Le retour trompeur de l'inflation : les vrais coupables

Par Alexandre Mirlicourtois, Xerfi  |   |  715  mots
La Tribune publie chaque jour des extraits issus des analyses diffusées sur Xerfi Canal. Aujourd'hui, les vrais coupables de l'inflation

L'inflation frappe à nouveau aux portes de l'économie française : à plus de 2%, elle se situe à un pic depuis le printemps 2012. L'inflexion a eu lieu début 2018, sans pour autant entrainer quelques déviances que ce soient de la tendance de fond. L'inflation sous-jacente, c'est à dire ce socle débarrassé des produits à prix volatils et de l'effet ponctuel des mesures fiscales, reste coincé autour de 1%. Ce qui traduit bien l'absence de tension réelle au sein de l'appareil de production français.

Des causes avant tout exogènes

Dans les faits, trois facteurs expliquent à eux seuls les deux-tiers de la hausse des prix. Dans l'ordre : le pétrole, la fiscalité et la météo. Les cours du brut ont été multipliés par plus de deux depuis 2016 passant de 30 euros le baril environ à 65. Une envolée spectaculaire qui a fait dévier la trajectoire des prix des produits pétroliers en hausse de près de 22% sur un an entrainant, c'est mécanique, un bond 13% des prix de l'énergie. Compte tenu de son poids dans le panier moyen d'un Français, la contribution de l'énergie au taux d'inflation est de 1 point c'est près de la moitié. Si l'inflation actuelle est due en grande partie au phénomène mondial d'augmentation des cours du pétrole, le gouvernement n'y est pas pour rien non plus. Parmi les responsables de la hausse générale des prix, figure en bonne position l'alourdissement de la fiscalité sur les carburants et le tabac. Côté carburants c'est la combinaison de deux mouvements : celui de la progression de la taxe carbone et du rapprochement de la fiscalité entre l'essence et le diesel qui est à l'œuvre depuis début 2018. Conséquence, la taxe intérieure de consommation sur les produits énergétiques (ex. TIPP) ne cesse de s'élever. En d'autres termes, même si les cours du pétrole s'étaient maintenus en 2018 à leurs niveaux moyens de 2017, les prix à la pompe auraient progressé de 5% pour le gazole et de 2,5% pour l'essence. Compte tenu de l'alourdissement sans précédent à venir de la fiscalité pesant sur les carburants, principalement sur le gazole d'ici 2022, l'impact inflationniste de la fiscalité sur les carburants va se poursuivre ces prochaines années. Le fioul domestique et le gaz naturel sont pris dans la même nasse.

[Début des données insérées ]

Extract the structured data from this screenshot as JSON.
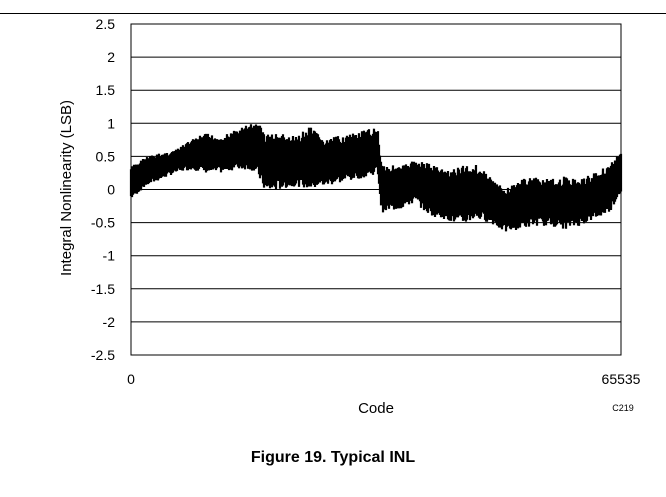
{
  "figure": {
    "caption": "Figure 19. Typical INL",
    "tag": "C219"
  },
  "chart_data": {
    "type": "line",
    "title": "",
    "xlabel": "Code",
    "ylabel": "Integral Nonlinearity (LSB)",
    "xlim": [
      0,
      65535
    ],
    "ylim": [
      -2.5,
      2.5
    ],
    "x_ticks": [
      0,
      65535
    ],
    "x_tick_labels": [
      "0",
      "65535"
    ],
    "y_ticks": [
      2.5,
      2,
      1.5,
      1,
      0.5,
      0,
      -0.5,
      -1,
      -1.5,
      -2,
      -2.5
    ],
    "y_tick_labels": [
      "2.5",
      "2",
      "1.5",
      "1",
      "0.5",
      "0",
      "-0.5",
      "-1",
      "-1.5",
      "-2",
      "-2.5"
    ],
    "grid": "horizontal",
    "series": [
      {
        "color": "#000000",
        "envelope_upper": [
          [
            0,
            0.35
          ],
          [
            2000,
            0.5
          ],
          [
            4000,
            0.55
          ],
          [
            6000,
            0.6
          ],
          [
            8000,
            0.75
          ],
          [
            10000,
            0.85
          ],
          [
            12000,
            0.8
          ],
          [
            14000,
            0.9
          ],
          [
            16000,
            1.0
          ],
          [
            17000,
            1.02
          ],
          [
            18000,
            0.85
          ],
          [
            20000,
            0.85
          ],
          [
            22000,
            0.8
          ],
          [
            24000,
            0.95
          ],
          [
            26000,
            0.75
          ],
          [
            28000,
            0.82
          ],
          [
            30000,
            0.85
          ],
          [
            32000,
            0.92
          ],
          [
            33000,
            0.95
          ],
          [
            33500,
            0.4
          ],
          [
            36000,
            0.35
          ],
          [
            38000,
            0.45
          ],
          [
            40000,
            0.4
          ],
          [
            42000,
            0.3
          ],
          [
            44000,
            0.35
          ],
          [
            46000,
            0.4
          ],
          [
            48000,
            0.2
          ],
          [
            50000,
            0.0
          ],
          [
            52000,
            0.15
          ],
          [
            54000,
            0.2
          ],
          [
            56000,
            0.15
          ],
          [
            58000,
            0.2
          ],
          [
            60000,
            0.15
          ],
          [
            62000,
            0.25
          ],
          [
            64000,
            0.4
          ],
          [
            65535,
            0.55
          ]
        ],
        "envelope_lower": [
          [
            0,
            -0.15
          ],
          [
            2000,
            0.05
          ],
          [
            4000,
            0.15
          ],
          [
            6000,
            0.25
          ],
          [
            8000,
            0.3
          ],
          [
            10000,
            0.25
          ],
          [
            12000,
            0.25
          ],
          [
            14000,
            0.3
          ],
          [
            16000,
            0.3
          ],
          [
            17000,
            0.2
          ],
          [
            18000,
            -0.05
          ],
          [
            20000,
            0.0
          ],
          [
            22000,
            0.05
          ],
          [
            24000,
            0.0
          ],
          [
            26000,
            0.05
          ],
          [
            28000,
            0.1
          ],
          [
            30000,
            0.15
          ],
          [
            32000,
            0.2
          ],
          [
            33000,
            0.25
          ],
          [
            33500,
            -0.35
          ],
          [
            36000,
            -0.3
          ],
          [
            38000,
            -0.2
          ],
          [
            40000,
            -0.4
          ],
          [
            42000,
            -0.45
          ],
          [
            44000,
            -0.55
          ],
          [
            46000,
            -0.45
          ],
          [
            48000,
            -0.5
          ],
          [
            50000,
            -0.65
          ],
          [
            52000,
            -0.6
          ],
          [
            54000,
            -0.55
          ],
          [
            56000,
            -0.55
          ],
          [
            58000,
            -0.6
          ],
          [
            60000,
            -0.55
          ],
          [
            62000,
            -0.45
          ],
          [
            64000,
            -0.35
          ],
          [
            65535,
            -0.05
          ]
        ]
      }
    ]
  }
}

Côté tabac, il suffit de se pencher sur l'évolution de son prix pour mesurer l'ampleur du choc fiscal : après deux hausses limitées en 2017, une augmentation bien plus conséquente a eu lieu le 1er mars dernier. Depuis cette date, il faut compter un euro de plus par paquet environ et 2 pour la blague de tabac à rouler. Le choc est rude, la hausse sur un an atteint désormais 16,8%, et explique un peu plus de 0,3 point d'inflation. Une contribution positive qui le restera en 2019, deux hausses supplémentaires de 50 centimes étant programmées, l'une en avril la seconde en novembre.

 Reste l'impact de la météo, visible dans l'évolution des prix des produits alimentaires frais : en hausse de près de 7%, ils sont à l'origine de près de 0,2 point de l'inflation totale.

L'inflation va se désintégrer

L'inflation ne provient donc pas d'une reprise de l'activité, mais elle a des causes exogènes. Elle n'est pas venue d'une recrudescence de la demande domestique, consécutive à une hausse des salaires. Bien au contraire, la hausse du salaire moyen par tête a décéléré au 1er trimestre 2018, brisant le nouvel élan et compte tenu de la hausse des prix l'évolution des salariés réelle est proche de zéro voire légèrement négative depuis peu. Les Français vont donc être tentés de faire des économies là où ils le peuvent, ce qui va avoir pour effet de tirer les prix vers le bas. En fait, c'est une inflation qui va se désintégrer en partie elle-même. En attendant, même si le retour de l'inflation est trompeur, il complique l'équation budgétaire des ménages comme des entreprises, ce qui n'est assurément pas un bon signal pour l'économie française.